Can you remember the last time you were the beneficiary of a “random act of kindness” – an unsolicited, totally unexpected kind act from a stranger? How did you feel, and how did that affect the course of your day? Can you remember a time when someone else benefited from your random act of kindness?
I’ve been collecting them for a few months now; the last one was in a giant French metro station when my wife’s ticket didn’t work and she was stuck behind heavy metal bars with her luggage. A woman behind her used her pass to unlock the gate and motioned her through. I didn’t have time before one long trip to mow our lawn; imagine the pleasant surprise when I returned to discover that our neighbor mowed it for us! Earlier this year, as my wife exited our car on a busy street she dropped a book; an Excel Energy truck driver noticed that her arms were full, got out of his truck, picked up the book and returned it to her. The random act that got me thinking about this was when a woman in front of me at Starbucks offered to buy my coffee. I thanked her and declined the offer, but she insisted, saying: “I’m just having a good day and wanted to buy someone a cup of coffee!” There were more, and they were all “game changers” of sorts; in each case I immediately felt positive about the initiator (and in the truck driver’s case, Excel,) it brightened up my day and caused me to “pay it forward” with others.
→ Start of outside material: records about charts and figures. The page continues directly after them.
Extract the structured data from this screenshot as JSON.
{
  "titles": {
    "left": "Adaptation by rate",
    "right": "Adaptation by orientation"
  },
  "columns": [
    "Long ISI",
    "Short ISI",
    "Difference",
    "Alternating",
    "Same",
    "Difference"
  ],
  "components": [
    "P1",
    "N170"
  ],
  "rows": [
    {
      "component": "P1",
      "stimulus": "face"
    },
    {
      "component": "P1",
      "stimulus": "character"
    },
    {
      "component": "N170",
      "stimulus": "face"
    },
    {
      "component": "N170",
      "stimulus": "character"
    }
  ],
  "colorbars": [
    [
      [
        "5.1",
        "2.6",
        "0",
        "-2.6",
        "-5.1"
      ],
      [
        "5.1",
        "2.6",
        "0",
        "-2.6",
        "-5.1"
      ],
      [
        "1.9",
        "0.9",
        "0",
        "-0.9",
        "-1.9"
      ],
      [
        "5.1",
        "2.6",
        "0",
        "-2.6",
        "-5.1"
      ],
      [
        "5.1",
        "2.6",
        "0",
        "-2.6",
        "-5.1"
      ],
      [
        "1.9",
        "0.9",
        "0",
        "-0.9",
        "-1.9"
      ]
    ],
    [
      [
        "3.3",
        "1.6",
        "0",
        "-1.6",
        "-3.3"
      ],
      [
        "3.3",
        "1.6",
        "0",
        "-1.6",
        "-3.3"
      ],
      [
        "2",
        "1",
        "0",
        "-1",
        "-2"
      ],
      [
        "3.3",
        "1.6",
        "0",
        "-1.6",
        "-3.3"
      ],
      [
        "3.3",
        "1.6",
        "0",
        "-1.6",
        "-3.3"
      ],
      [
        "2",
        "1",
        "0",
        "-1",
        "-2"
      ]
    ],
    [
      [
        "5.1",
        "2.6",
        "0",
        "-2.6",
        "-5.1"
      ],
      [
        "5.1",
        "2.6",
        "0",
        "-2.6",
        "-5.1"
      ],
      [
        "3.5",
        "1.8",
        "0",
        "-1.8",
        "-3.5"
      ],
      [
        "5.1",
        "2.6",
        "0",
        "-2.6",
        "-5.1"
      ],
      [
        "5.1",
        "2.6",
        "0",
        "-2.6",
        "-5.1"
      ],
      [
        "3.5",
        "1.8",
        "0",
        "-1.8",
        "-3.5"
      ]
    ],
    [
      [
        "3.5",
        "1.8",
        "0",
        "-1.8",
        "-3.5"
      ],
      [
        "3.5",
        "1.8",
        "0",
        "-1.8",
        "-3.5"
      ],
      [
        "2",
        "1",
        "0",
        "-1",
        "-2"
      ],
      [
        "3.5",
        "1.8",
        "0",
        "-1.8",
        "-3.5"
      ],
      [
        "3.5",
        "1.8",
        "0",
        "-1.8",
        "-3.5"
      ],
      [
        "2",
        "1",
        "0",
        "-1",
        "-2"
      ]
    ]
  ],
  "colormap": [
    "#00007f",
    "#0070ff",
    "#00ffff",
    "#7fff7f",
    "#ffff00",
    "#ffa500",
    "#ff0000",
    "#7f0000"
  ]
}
What difference has it made for you when you were the recipient of a random act of kindness? How about when you were the initiator? These are challenging times, with many of us preoccupied about our own sets of concerns and agendas; the environment seems a little unfriendly, or indifferent at best. I wonder what the impact would be if each of us made a commitment to initiate a random act of kindness daily, or a few per week. In most cases that should be pretty easy; there are adequate opportunities if we’re paying attention. Opportunities could be as simple as opening a door for someone (a lost practice!) or picking up dropped change (and returning it of course!) At work we could help someone with a workload to help her leave earlier, treat someone to a cup of coffee or favorite snack, ease a new employee’s transition or take the time helping someone reload a complicated printer. It’s amazing what just an unexpected smile can do to brighten things up. (If we’re ever at a loss for ideas, of course one can find multiple resources on the web merely by searching “random acts of kindness.”)
Many businesses already give via community or charity efforts, and in most cases those are planned, budgeted and promoted programs. I’m intrigued with the prospect of a business or institution incorporating random acts of kindness in its business model or culture; if any of you are aware of that, please share it.
Big random acts of kindness can make a big impact, including help with rent, repairing a vehicle or taking care of someone’s yard. The impact is magnified when help isn’t requested and there is no sense of obligation; the “surprise” factor can totally redirect a relationship, course of events or outcomes. We all have opportunities to be change agents, and some of the changes can be transformational, by initiating random acts of kindness. May you be the beneficiary or initiator of one or two soon!
“To cultivate kindness is a valuable part of the business of life.”
- Samuel Johnson; English poet, writer
“No kind action ever stops with itself. One kind action leads to another. Good example is followed. A single act of kindness throws out roots in all directions, and the roots spring up and make new trees. The greatest work that kindness does to others is that it makes them kind themselves.”